14 March 2010

Criticism of Iran's regime works

An interview with Mohammad Reza Heydari in Aftenposten 16 February 2010, the day before he was granted political asylum in Norway.

Criticism of Iran's regime works

By JOHN Harbo

- Iranian diplomats abroad are loosing confidence in the regime. 27 envoys in Asia and Europe have resigned from their positions, but the regime has prevented this from coming out.

It’s Mohammed Reza Heydari who says this. He was consul at the Iranian embassy in Oslo until the end of the year when he quit his post in protest against the developments in Iran where the authorities now are cracking down on the popular opposition.

- 27 of my colleagues in Asia and Europe have resigned from their positions, but the regime has prevented them from coming out with this, says Heydari to Aftenposten.
Heydari openly criticized the regime after he broke with the embassy, and this triggered harsh reactions from the Iranian side.

- Before I went out publicly they threatened me. A delegation was sent from Tehran to talk to me. They wanted me to publicly deny everything I had said.

- You did not do it. Was it a difficult decision?

- Yes, they wanted me to tell them that everything I had said was a lie. Originally I wanted to resign and go home silently, but colleagues in Tehran told me to stay in Norway and speak out. But it was difficult. My family, especially my wife's brothers are under enormous pressure.

- Does your decision and the fact that colleagues in other countries also want to break with the regime, mean that it is now losing support?

- Yes, also in Tehran colleagues, regular employees in the Foreign Service, have taken part in demonstrations on the people's side. 32 were arrested, and 12 are still in prison.

- How should the West react to Iran?

- It is important for the Iranian people that you condemn the actions. These condemnations must continue. Now the U.S. and EU for the first time condemn Iran for human rights violations rather than criticize the nuclear program.

- Are political protests enough. Would not economic sanctions be more effective?

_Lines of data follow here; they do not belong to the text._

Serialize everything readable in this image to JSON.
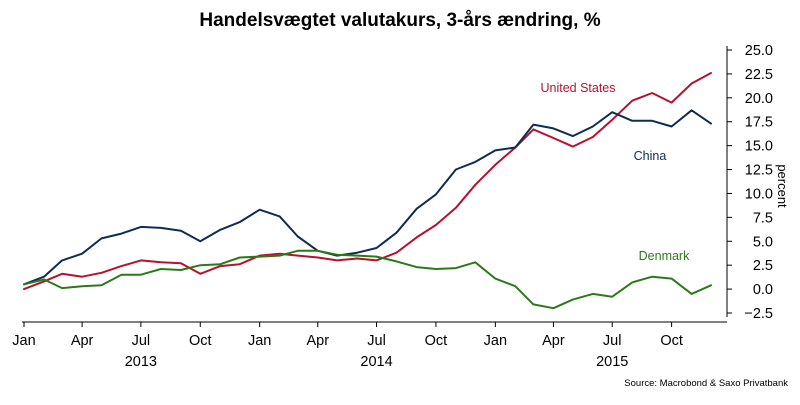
{
  "chart_data": {
    "type": "line",
    "title": "Handelsvægtet valutakurs, 3-års ændring, %",
    "ylabel": "percent",
    "source": "Source: Macrobond & Saxo Privatbank",
    "ylim": [
      -2.5,
      25
    ],
    "yticks": [
      {
        "value": 25,
        "label": "25.0"
      },
      {
        "value": 22.5,
        "label": "22.5"
      },
      {
        "value": 20,
        "label": "20.0"
      },
      {
        "value": 17.5,
        "label": "17.5"
      },
      {
        "value": 15,
        "label": "15.0"
      },
      {
        "value": 12.5,
        "label": "12.5"
      },
      {
        "value": 10,
        "label": "10.0"
      },
      {
        "value": 7.5,
        "label": "7.5"
      },
      {
        "value": 5,
        "label": "5.0"
      },
      {
        "value": 2.5,
        "label": "2.5"
      },
      {
        "value": 0,
        "label": "0.0"
      },
      {
        "value": -2.5,
        "label": "−2.5"
      }
    ],
    "xticks": [
      {
        "date": "2013-01-01",
        "label": "Jan"
      },
      {
        "date": "2013-04-01",
        "label": "Apr"
      },
      {
        "date": "2013-07-01",
        "label": "Jul"
      },
      {
        "date": "2013-10-01",
        "label": "Oct"
      },
      {
        "date": "2014-01-01",
        "label": "Jan"
      },
      {
        "date": "2014-04-01",
        "label": "Apr"
      },
      {
        "date": "2014-07-01",
        "label": "Jul"
      },
      {
        "date": "2014-10-01",
        "label": "Oct"
      },
      {
        "date": "2015-01-01",
        "label": "Jan"
      },
      {
        "date": "2015-04-01",
        "label": "Apr"
      },
      {
        "date": "2015-07-01",
        "label": "Jul"
      },
      {
        "date": "2015-10-01",
        "label": "Oct"
      }
    ],
    "year_labels": [
      {
        "date": "2013-07-01",
        "label": "2013"
      },
      {
        "date": "2014-07-01",
        "label": "2014"
      },
      {
        "date": "2015-07-01",
        "label": "2015"
      }
    ],
    "x": [
      "2013-01",
      "2013-02",
      "2013-03",
      "2013-04",
      "2013-05",
      "2013-06",
      "2013-07",
      "2013-08",
      "2013-09",
      "2013-10",
      "2013-11",
      "2013-12",
      "2014-01",
      "2014-02",
      "2014-03",
      "2014-04",
      "2014-05",
      "2014-06",
      "2014-07",
      "2014-08",
      "2014-09",
      "2014-10",
      "2014-11",
      "2014-12",
      "2015-01",
      "2015-02",
      "2015-03",
      "2015-04",
      "2015-05",
      "2015-06",
      "2015-07",
      "2015-08",
      "2015-09",
      "2015-10",
      "2015-11",
      "2015-12"
    ],
    "series": [
      {
        "name": "United States",
        "color": "#b5122e",
        "values": [
          0.0,
          0.8,
          1.6,
          1.3,
          1.7,
          2.4,
          3.0,
          2.8,
          2.7,
          1.6,
          2.4,
          2.6,
          3.5,
          3.7,
          3.5,
          3.3,
          3.0,
          3.2,
          3.0,
          3.8,
          5.4,
          6.7,
          8.5,
          10.9,
          13.0,
          14.8,
          16.7,
          15.8,
          14.9,
          15.9,
          17.7,
          19.7,
          20.5,
          19.5,
          21.5,
          22.6
        ]
      },
      {
        "name": "China",
        "color": "#0f2d52",
        "values": [
          0.5,
          1.3,
          3.0,
          3.7,
          5.3,
          5.8,
          6.5,
          6.4,
          6.1,
          5.0,
          6.2,
          7.0,
          8.3,
          7.6,
          5.5,
          4.0,
          3.5,
          3.8,
          4.3,
          5.9,
          8.4,
          9.9,
          12.5,
          13.3,
          14.5,
          14.8,
          17.2,
          16.8,
          16.0,
          17.0,
          18.5,
          17.6,
          17.6,
          17.0,
          18.7,
          17.3
        ]
      },
      {
        "name": "Denmark",
        "color": "#2b7a1a",
        "values": [
          0.5,
          1.0,
          0.1,
          0.3,
          0.4,
          1.5,
          1.5,
          2.1,
          2.0,
          2.5,
          2.6,
          3.3,
          3.4,
          3.5,
          4.0,
          4.0,
          3.6,
          3.5,
          3.4,
          2.9,
          2.3,
          2.1,
          2.2,
          2.8,
          1.1,
          0.3,
          -1.6,
          -2.0,
          -1.1,
          -0.5,
          -0.8,
          0.7,
          1.3,
          1.1,
          -0.5,
          0.4
        ]
      }
    ]
  }
}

- The most important thing is to stop the regime’s terror and violence. Economic sanctions must not harm the people, but those in power and the regime. My suggestion is that Western countries do not give representatives of the regime entry permits and do not have talks with them. Bank accounts in Western banks may be blocked. And it is very important that the EU and other countries do not allow children of those in power to come to the West to study when Iranian students are being thrown out of universities, abused and killed in the street.

- You talk about those in power. The religious leadership and the Revolutionary Guards are the two power factors today. And the Guards control important parts of the Iranian economy. Is it possible to target the them directly?

- Several companies that are controlled by the Revolutionary Guards are operating in the United States and Europe. They do not do this openly, but it is up to western intelligence to figure out who they are, and shut them down, block bank accounts and not give entry permits to the Revolutionary Guards people. They buy equipment that are meant for civil purposes, but use it for military purposes.

Heydari broke with Iran in protest against the oppression, and he regards Mir Hossein Mousavi who lined up in the presidential election last summer as an important person in the current situation.

- But what does the opposition want. How many want change within the framework of the regime, and how many want to remove it?

- The opposition who are gathered under the green movement, include all strata of people, and democracy is the goal: release of political prisoners, free speech, free political parties, prevention of human rights violations, securing women's rights, free press and free elections under international control.

- Free elections must mean that there will be a regime change?

- It does. The Iranian people no longer want a religious regime.

- Will the Revolutionary Guards remain loyal in a settlement between the regime and the opposition?

- It has a small but powerful leadership, and many soldiers and members among ordinary people. Those who are further down in the system, will not be loyal when it comes to a settlement, says Mohammed Reza Heydari.

Facts abount Mohammed Reza Heydari:
  • Iranian diplomat. Broke with the regime at the end of the year.
  • Born in Tehran in 1966.
  • Educated at the Iranian Foreign Ministry's university.
  • Has served at various stations abroad for 20 years.
  • Is exited about the clear support for the Iranian opposition, and has applied for a residence permit in Norway.